Estimate relative molecular weight from 2D classes?

olibclarke · June 8, 2024, 1:32am

Hi,

When dealing with samples that are a mixture of species - e.g. native lysates, or mixtures of oligomeric states - one of the tricky parts in the early stages of processing is identifying which classes correspond to which species, as it is often necessary to select subsets of 2D classes ~corresponding to single species in order to obtain well behaved ab initio models.

It occurs to me that looking at 2D classes, one can visually appreciate differences in molecular weight. Computationally, if one integrates intensity over the area within each class enclosed by a given threshold (e.g. 10% of max), presumably this value ought to be similar for classes corresponding to the same species in different orientations. Would it be possible to estimate the relative molecular weight, and use this to sort 2D classes for subset selection?

I know we have reference based 2D selection now, but that only helps once you have a 3D volume that you are confident about - often not the case for heterogeneous samples in the early stages of processing.

Cheers
Oli

rposert · June 10, 2024, 6:16pm

This is a very interesting question @olibclarke! I think right now this is the type of analysis we envision using CryoSPARC tools for.

To sketch out how I’d write the script:

Load in the 2D average images as in this example
Calculate the threshold using np.percentile.
- You would most likely want to do this using a concatenated numpy array of all of the images, so that your percentile is selected across the entire range of 2D class averages.
Set pixels below the threshold to zero, e.g., image[image < threshold] = 0
- Optional: Consider whether you might want to use the convex hull of the pixels above your threshold? Not sure myself, whether or not this makes sense probably depends on particle topology and class average resolution?
Sum pixel values using np.sum()
Find class indices which have your desired total intensity
Filter the input particles by class membership (or maybe using a similar procedure to Class Probability Filter) using, e.g., particles.query({"alignments2D/class": list_of_good_classes}) and export using project.save_external_result()

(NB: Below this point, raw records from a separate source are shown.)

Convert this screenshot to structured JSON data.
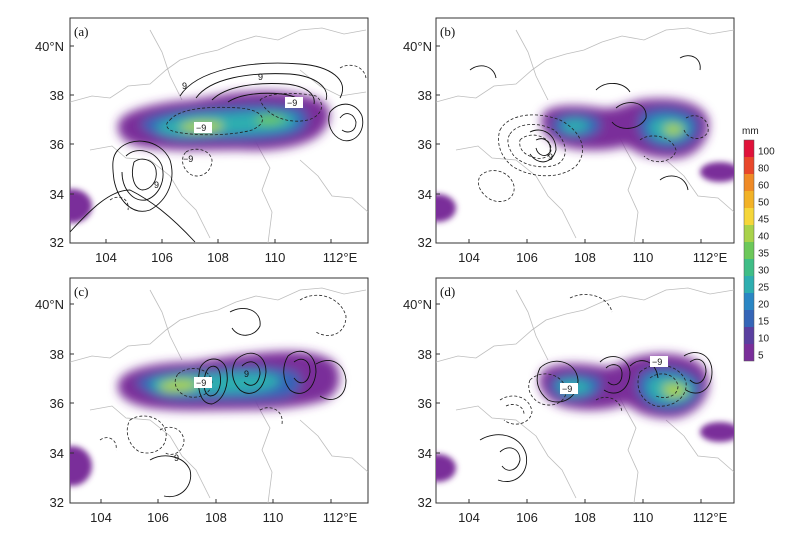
{
  "panels": [
    {
      "label": "(a)",
      "x_ticks": [
        "104",
        "106",
        "108",
        "110",
        "112°E"
      ],
      "y_ticks": [
        "40°N",
        "38",
        "36",
        "34",
        "32"
      ],
      "contour_labels": [
        "9",
        "−9",
        "−9",
        "−9",
        "9",
        "9"
      ]
    },
    {
      "label": "(b)",
      "x_ticks": [
        "104",
        "106",
        "108",
        "110",
        "112°E"
      ],
      "y_ticks": [
        "40°N",
        "38",
        "36",
        "34",
        "32"
      ],
      "contour_labels": [
        "9"
      ]
    },
    {
      "label": "(c)",
      "x_ticks": [
        "104",
        "106",
        "108",
        "110",
        "112°E"
      ],
      "y_ticks": [
        "40°N",
        "38",
        "36",
        "34",
        "32"
      ],
      "contour_labels": [
        "−9",
        "9",
        "9"
      ]
    },
    {
      "label": "(d)",
      "x_ticks": [
        "104",
        "106",
        "108",
        "110",
        "112°E"
      ],
      "y_ticks": [
        "40°N",
        "38",
        "36",
        "34",
        "32"
      ],
      "contour_labels": [
        "−9",
        "−9"
      ]
    }
  ],
  "colorbar": {
    "unit": "mm",
    "ticks": [
      "100",
      "80",
      "60",
      "50",
      "45",
      "40",
      "35",
      "30",
      "25",
      "20",
      "15",
      "10",
      "5"
    ],
    "colors": [
      "#e0123a",
      "#e8472b",
      "#ef8a26",
      "#f2b227",
      "#f5d63a",
      "#a9d24a",
      "#6cc85a",
      "#3fbd86",
      "#2eaeb0",
      "#2a86c4",
      "#3565b7",
      "#5a3fa0",
      "#7a2e9a"
    ]
  }
}
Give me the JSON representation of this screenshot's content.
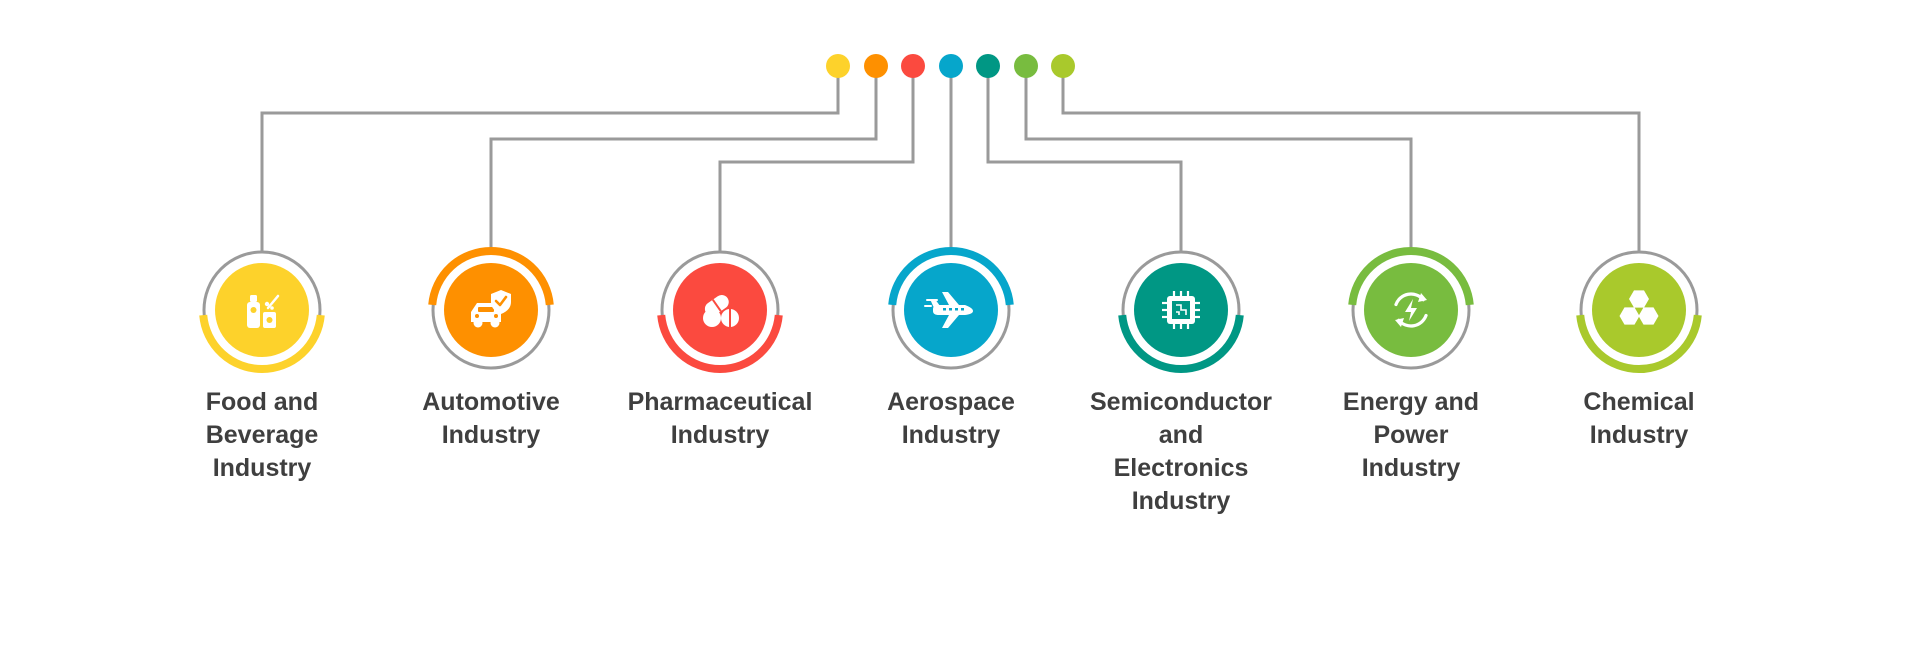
{
  "connector_color": "#9a9a9a",
  "industries": [
    {
      "label": "Food and\nBeverage\nIndustry",
      "color": "#FDD22B",
      "icon": "food-beverage-icon"
    },
    {
      "label": "Automotive\nIndustry",
      "color": "#FE9000",
      "icon": "car-shield-icon"
    },
    {
      "label": "Pharmaceutical\nIndustry",
      "color": "#FB4A3F",
      "icon": "pills-icon"
    },
    {
      "label": "Aerospace\nIndustry",
      "color": "#06A6CB",
      "icon": "airplane-icon"
    },
    {
      "label": "Semiconductor\nand\nElectronics\nIndustry",
      "color": "#009784",
      "icon": "microchip-icon"
    },
    {
      "label": "Energy and\nPower\nIndustry",
      "color": "#78BC3F",
      "icon": "renewable-energy-icon"
    },
    {
      "label": "Chemical\nIndustry",
      "color": "#A9C92C",
      "icon": "hexagons-icon"
    }
  ]
}
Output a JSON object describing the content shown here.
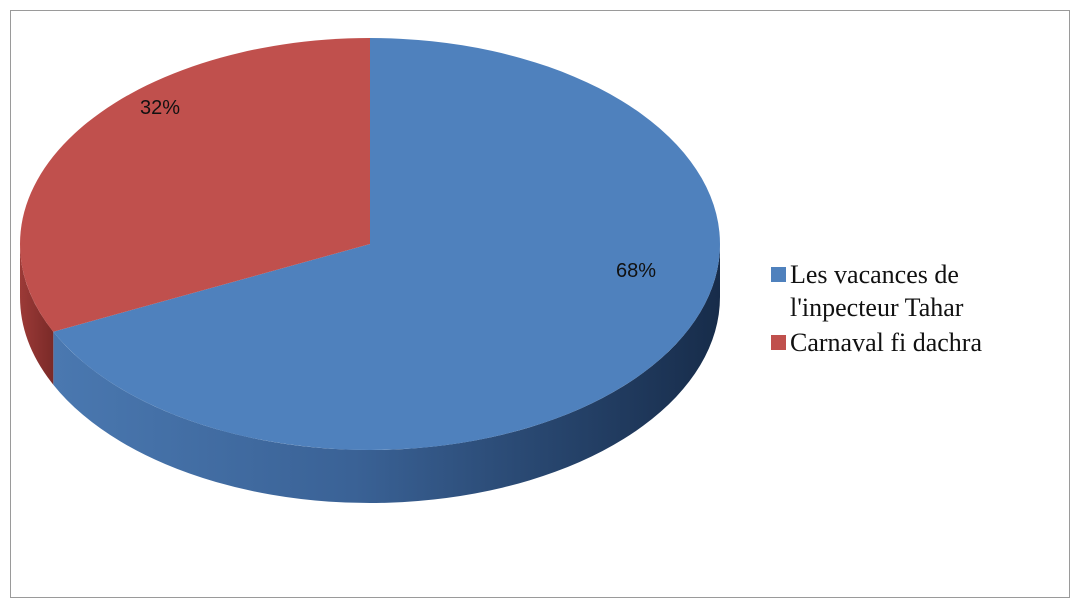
{
  "chart_data": {
    "type": "pie",
    "style": "3d",
    "title": "",
    "slices": [
      {
        "label": "Les vacances de l'inpecteur Tahar",
        "value": 68,
        "value_label": "68%",
        "color": "#4F81BD"
      },
      {
        "label": "Carnaval fi dachra",
        "value": 32,
        "value_label": "32%",
        "color": "#C0504D"
      }
    ],
    "legend_position": "right"
  }
}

A few notes you’ve likely already considered yourself:

2D Class averages are not re-normalized — they are straightforward averages of their component particles, so you most likely can compare intensity across 2D class averages
Datasets have different greyscales so the relative intensity is most likely not comparable across datasets
Depending on your choice of threshold, it’s possible that different views of the same particle will have different integrated intensities. For example, if you set a threshold which excludes pixels below the 5th percentile, a side view of an oblong target might lose a few pixels on the edges if they’re faint. These particles might be included in the view along the major axis, since they’d be brighter in that orientation.

olibclarke · June 10, 2024, 9:10pm

Thanks Rich - I have a good test case for this, will try to mock something up and give it a go! Will the background intensity (below the threshold) vary with ice thickness? Or is that already normalized to go to zero at the edge?

rposert · June 10, 2024, 10:05pm

Ah, are you you saying it may not always be wise to replace the pixels below the threshold with 0? That’s a good point!

Sorry to think out loud here, but I think we’re somewhat in uncharted territory so I’d like to show my work. The summary is I still think I’d use 0, but it may actually be good to try not thresholding at all as well.

In 2D class averages, I typically observe the following structure (ignoring the zeros from the circular mask)

Positive values where the particle is
Negative values just next to the particle (I’d guess due to exclusion of neighboring particles, on average)
varying positive values near the edge of the circular mask (likely due to neighboring particles)

So it might make sense to “float” everything such that 0 is the minimum. However, in general the minimum value is quite small compared to the maximum:

(the spike is class 32, which is obviously bad)

On the other hand, you’d probably want to apply the same shift to all images so that you could still directly compare them. Moreover, you’re probably going to select a threshold such that all of these edge effects are excluded, which means they and everything below them (which would include the originally-negative pixels) will be set to the same value anyway. So I think I’d still pick a value of 0 for the thresholded pixels.

However, while thinking through this, I realized something that might present some difficulty here: a good class average integrated in this way will most likely end up with a higher value than a class average with a similar proportion of good particles, but poorer alignments, due to thresholding.

When you exclude low-value pixels, you may be excluding blurred out domains or misaligned particles in addition to excluding noise. So it may be best to try including all pixels, perhaps with a slightly tighter circular mask of zeros.